Killing where the circumstances demonstrate a "depraved indifference" to human life

In United States law, depraved-heart murder, also known as depraved-indifference murder or extreme indifference murder, is a type of murder where an individual acts with a "depraved indifference" to human life and where such acts result in a death, despite that individual not explicitly intending to kill. In a depraved-heart murder, defendants commit an act even though they know their act runs an unusually high risk of causing death or serious bodily harm to a person. If the risk of death or bodily harm is great enough, ignoring it demonstrates a "depraved indifference" to human life and the resulting death is considered to have been committed with malice aforethought. In some states, depraved-heart killings constitute second-degree murder, while in others, the act would be charged with "wanton murder", varying degrees of manslaughter, or third-degree murder.

If no death results, such an act would generally constitute reckless endangerment (sometimes known as "culpable negligence") and possibly other crimes, such as assault.

==Common law background==
It ["depraved heart" murder] is the form [of murder] that establishes that the wilful doing of a dangerous and reckless act with wanton indifference to the consequences and perils involved is just as blameworthy, and just as worthy of punishment, when the harmful result ensues as is the express intent to kill itself. This highly blameworthy state of mind is not one of mere negligence... It is not merely one even of gross criminal negligence... It involves rather the deliberate perpetration of a knowingly dangerous act with reckless and wanton unconcern and indifference as to whether anyone is harmed or not. The common law treats such a state of mind as just as blameworthy, just as anti-social and, therefore, just as truly murderous as the specific intents to kill and to harm.

The common law punishes unintentional homicide as murder if the defendant commits an act of gross recklessness. A classic example of depraved-heart murder under the common law is in the case Commonwealth v. Malone, a Pennsylvania case in which the court affirmed the second-degree murder conviction of a teenager for a death arising from a game of modified Russian roulette in which the teenager pointed the gun at another person and repeatedly pulled the trigger, resulting in the death of the latter.

==Under the Model Penal Code==
Depraved-heart murder is recognized in the Model Penal Code § 210.2(1)(b). The Model Penal Code considers unintentional killing to constitute murder when the conduct of the defendant manifests "extreme indifference to the value of human life".

==International equivalents==
===Canada===
The Canadian Criminal Code categorises murder as first- and second-degree for sentencing purposes.

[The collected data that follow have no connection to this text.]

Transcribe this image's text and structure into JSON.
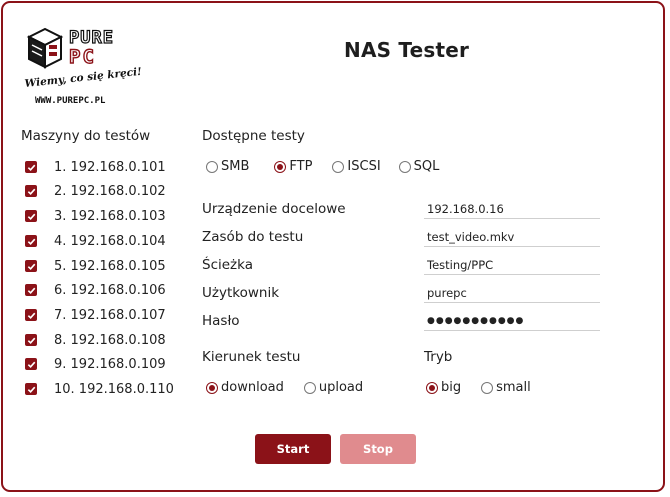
{
  "app": {
    "title": "NAS Tester",
    "logo_text": "PURE PC",
    "logo_slogan": "Wiemy, co się kręci!",
    "logo_url": "WWW.PUREPC.PL"
  },
  "machines": {
    "label": "Maszyny do testów",
    "items": [
      {
        "label": "1. 192.168.0.101",
        "checked": true
      },
      {
        "label": "2. 192.168.0.102",
        "checked": true
      },
      {
        "label": "3. 192.168.0.103",
        "checked": true
      },
      {
        "label": "4. 192.168.0.104",
        "checked": true
      },
      {
        "label": "5. 192.168.0.105",
        "checked": true
      },
      {
        "label": "6. 192.168.0.106",
        "checked": true
      },
      {
        "label": "7. 192.168.0.107",
        "checked": true
      },
      {
        "label": "8. 192.168.0.108",
        "checked": true
      },
      {
        "label": "9. 192.168.0.109",
        "checked": true
      },
      {
        "label": "10. 192.168.0.110",
        "checked": true
      }
    ]
  },
  "tests": {
    "label": "Dostępne testy",
    "options": [
      {
        "label": "SMB",
        "selected": false
      },
      {
        "label": "FTP",
        "selected": true
      },
      {
        "label": "ISCSI",
        "selected": false
      },
      {
        "label": "SQL",
        "selected": false
      }
    ]
  },
  "fields": {
    "device": {
      "label": "Urządzenie docelowe",
      "value": "192.168.0.16"
    },
    "resource": {
      "label": "Zasób do testu",
      "value": "test_video.mkv"
    },
    "path": {
      "label": "Ścieżka",
      "value": "Testing/PPC"
    },
    "user": {
      "label": "Użytkownik",
      "value": "purepc"
    },
    "password": {
      "label": "Hasło",
      "value": "●●●●●●●●●●●"
    }
  },
  "direction": {
    "label": "Kierunek testu",
    "options": [
      {
        "label": "download",
        "selected": true
      },
      {
        "label": "upload",
        "selected": false
      }
    ]
  },
  "mode": {
    "label": "Tryb",
    "options": [
      {
        "label": "big",
        "selected": true
      },
      {
        "label": "small",
        "selected": false
      }
    ]
  },
  "buttons": {
    "start": "Start",
    "stop": "Stop"
  },
  "colors": {
    "accent": "#8b1218",
    "stop_button": "#e08b8e"
  }
}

However, the Supreme Court of Canada held that murder requires, at minimum, subjective knowledge that death is a likely consequence of the defendant's actions.

Section 229(a)(ii) of the Canadian Criminal Code is most closely analogous to depraved-heart murder, applying where the defendant intended to cause bodily harm to the deceased that he subjectively knew was likely to cause death, and was reckless as to the risk of death.

===England and Wales===
Murder is not classified into degrees in England and Wales, unlike in Canada, but sentences are more severe (always life, but with a longer period when the offender is ineligible for parole) in cases where there are more aggravating than mitigating factors. Murder requires intent to kill or cause grievous bodily harm; recklessness as to harm will not suffice. In a case where death results from recklessness, the defendant can be found guilty of manslaughter.

===Germany===
A similar concept is , also called dolus eventualis or bedingter Vorsatz (literally: "conditional intent"). Under this concept, a court can treat the result of a criminal act as intentional if the defendant did not explicitly intend this result, but realized it was not unlikely and knowingly accepted this risk.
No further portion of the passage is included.